Plugging into intelligent street lighting solutions is the smart option for towns and cities around the world to boost efficiency and increase the happiness of residents, a pair of industry experts told the region’s first IoT Lighting conference at Middle East Electricity 2019 – the region’s largest event for the power industry, which ran early March at Dubai World Trade Centre.

Peter Schwarcz, Principal Engineer at European lighting company Tungsram Group, told delegates that smart street lighting can provide the backbone for smart city infrastructure and urged city planners to switch for the benefits.

During a future-focused session titled ‘Roadmap for Smart Street Lighting’, Schwarcz said converting traditional lighting into LED and implementing a city-wide rollout of IoT luminaires can reduce municipal costs, increase efficiency and “add safety, security and comfort to residents”.

“LED lighting is established technology, we know it works; it has proven ROI and is future-proof so the luminaires can be upgraded,” said Schwarcz. He pointed out that smart street lighting can reduce accident rates and increase safety; and convincing residents of the technology’s benefits is straightforward because they have “a visual sign” in the form of motion sensors that adjust lighting levels depending on traffic.
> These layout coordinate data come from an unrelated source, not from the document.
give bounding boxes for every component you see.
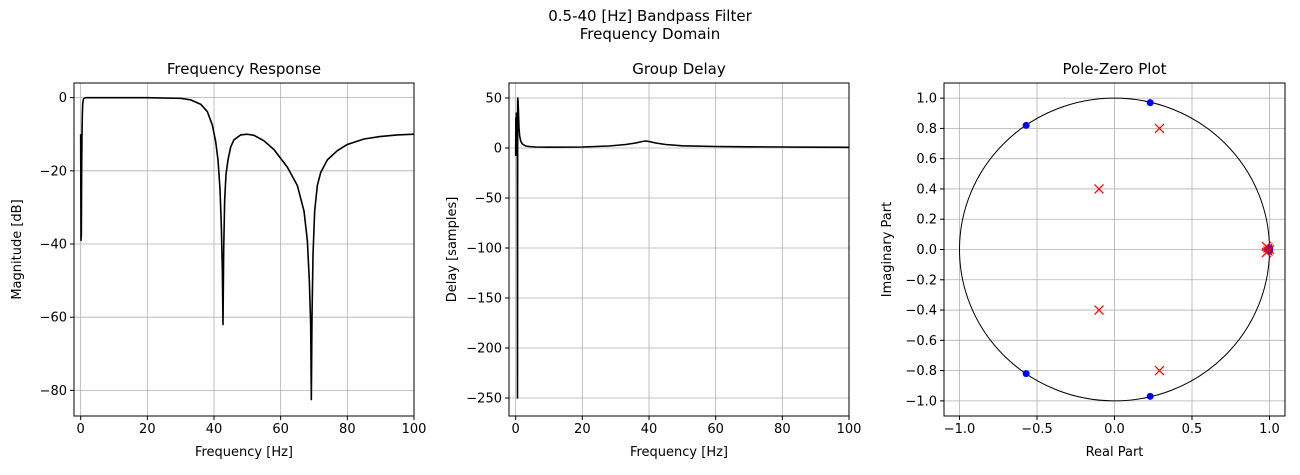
x-tick-label: 0 — [512, 422, 520, 437]
y-tick-label: −20 — [40, 164, 67, 179]
x-tick-label: 1.0 — [1259, 422, 1280, 437]
zero-marker — [1146, 99, 1154, 107]
subplot-2: 0 20 40 60 80 100 50 0 −50 −100 −150 −200 −250 Group … — [445, 60, 861, 460]
subplot-title: Group Delay — [632, 60, 726, 78]
x-tick-label: 20 — [574, 422, 591, 437]
x-tick-label: 40 — [641, 422, 658, 437]
zero-marker — [1146, 392, 1154, 400]
y-tick-label: 1.0 — [916, 92, 937, 107]
x-axis-label: Real Part — [1086, 445, 1144, 460]
axes-frame — [73, 82, 415, 417]
x-axis-label: Frequency [Hz] — [630, 445, 728, 460]
y-tick-label: −0.2 — [905, 273, 937, 288]
pole-marker — [1094, 184, 1104, 194]
y-tick-label: 0.8 — [916, 122, 937, 137]
x-tick-label: 20 — [139, 422, 156, 437]
x-tick-label: 40 — [206, 422, 223, 437]
subplot-title: Pole-Zero Plot — [1062, 60, 1166, 78]
x-tick-label: −1.0 — [944, 422, 976, 437]
y-tick-label: 0.4 — [916, 182, 937, 197]
x-tick-label: −0.5 — [1021, 422, 1053, 437]
zero-marker — [1264, 246, 1272, 253]
x-tick-label: 0.0 — [1104, 422, 1125, 437]
y-tick-label: −0.8 — [905, 364, 937, 379]
y-axis-label: Delay [samples] — [445, 197, 460, 303]
y-axis-label: Magnitude [dB] — [10, 199, 25, 299]
y-tick-label: −150 — [466, 292, 502, 307]
pole-marker — [1264, 244, 1275, 255]
axes-frame — [508, 82, 850, 417]
subplot-1: 0 20 40 60 80 100 0 −20 −40 −60 −80 Frequency Respo… — [10, 60, 426, 460]
plot-area — [79, 96, 414, 401]
x-tick-label: 0.5 — [1182, 422, 1203, 437]
x-tick-label: 100 — [837, 422, 862, 437]
subplot-title: Frequency Response — [167, 60, 321, 78]
y-tick-label: 0.2 — [916, 213, 937, 228]
y-tick-label: −200 — [466, 342, 502, 357]
y-tick-label: −80 — [40, 384, 67, 399]
x-tick-label: 80 — [774, 422, 791, 437]
y-axis-label: Imaginary Part — [880, 202, 895, 297]
x-axis-label: Frequency [Hz] — [195, 445, 293, 460]
y-tick-label: −0.4 — [905, 304, 937, 319]
series-line — [514, 97, 849, 399]
x-tick-label: 80 — [339, 422, 356, 437]
suptitle-line-1: 0.5-40 [Hz] Bandpass Filter — [548, 7, 752, 25]
plot-area — [514, 97, 849, 399]
subplot-3: −1.0 −0.5 0.0 0.5 1.0 1.0 0.8 0.6 0.4 0.2 0.0 −0.2 −… — [880, 60, 1286, 460]
y-tick-label: 50 — [485, 92, 502, 107]
x-tick-label: 60 — [272, 422, 289, 437]
x-tick-label: 100 — [402, 422, 427, 437]
pole-marker — [1154, 123, 1165, 134]
y-tick-label: −0.6 — [905, 334, 937, 349]
y-tick-label: 0 — [59, 91, 67, 106]
pole-marker — [1094, 305, 1104, 315]
x-tick-label: 0 — [77, 422, 85, 437]
x-tick-label: 60 — [707, 422, 724, 437]
y-tick-label: −50 — [475, 192, 502, 207]
plot-area — [959, 97, 1275, 402]
series-line — [79, 96, 414, 401]
y-tick-label: −100 — [466, 242, 502, 257]
y-tick-label: −40 — [40, 238, 67, 253]
y-tick-label: 0.6 — [916, 152, 937, 167]
suptitle-line-2: Frequency Domain — [580, 25, 720, 43]
y-tick-label: −60 — [40, 311, 67, 326]
y-tick-label: 0.0 — [916, 243, 937, 258]
y-tick-label: 0 — [494, 142, 502, 157]
y-tick-label: −1.0 — [905, 394, 937, 409]
zero-marker — [1022, 370, 1030, 378]
y-tick-label: −250 — [466, 392, 502, 407]
pole-marker — [1154, 365, 1165, 376]
zero-marker — [1022, 121, 1030, 129]
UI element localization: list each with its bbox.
Schwarcz cited a case study in Hungry where motion-sensored street lighting was installed in a residential area, with brightness fluctuating according to traffic volume. Residents initially voiced concerns over the constant variation in the street lighting, but municipal officials highlighted the objectives and the benefits; and the improved feelings of safety meant the sensor-controlled lighting became a “modern neighbourhood watch” technique.

Schwarcz highlighted the potential energy savings of 40 to 50 per cent, adding that smart street lighting can be a revenue generator with IoT luminaires being rented to partners such as security companies or traffic management firms to install CCTV or traffic monitoring systems.

“Income is not just something that can be monetised,” said Schwarcz – it includes the wellbeing of citizen, because the technology can lead to “crime reduction and higher utilisation of infrastructure”.

He observed that the biggest challenge was convincing stakeholders to invest in smart street lighting. “The tech is there,” he said, “but the financial model is not there yet. You cannot necessarily see the return on investment. That is what we have to solve.”

Schwarcz’s views were echoed by Pablo Servent, CEO of Smartmation, specialist in telemanagement of public and private lighting. He reported how his company had transformed Buenos Aires; the result of installing 150,000 smart luminaires in Buenos Aires was an 80 per cent increase in efficiency, a 35 per cent saving on maintenance costs, a 15 per cent energy saving – and 80 per cent resident satisfaction.

Servent outlined the challenges and opportunities of adopting smart street lighting, adding that cities need to agree with electricity suppliers to be charged by effective consumption instead of number of luminaires.

He agreed with Schwarcz that smart street lighting can be transformed from a cost centre into a revenue centre. “For example, telecommunications companies are renting lampposts to install 5G mini cells across a city. They need lots of mini cells placed across a city for the technology to work, so this is a real opportunity.”

The IoT Lighting Conference was a new addition to an expanded Knowledge Programme at Middle East Electricity 2019, which brought together 60,000 industry professionals and 1,600 local, regional and international exhibitors.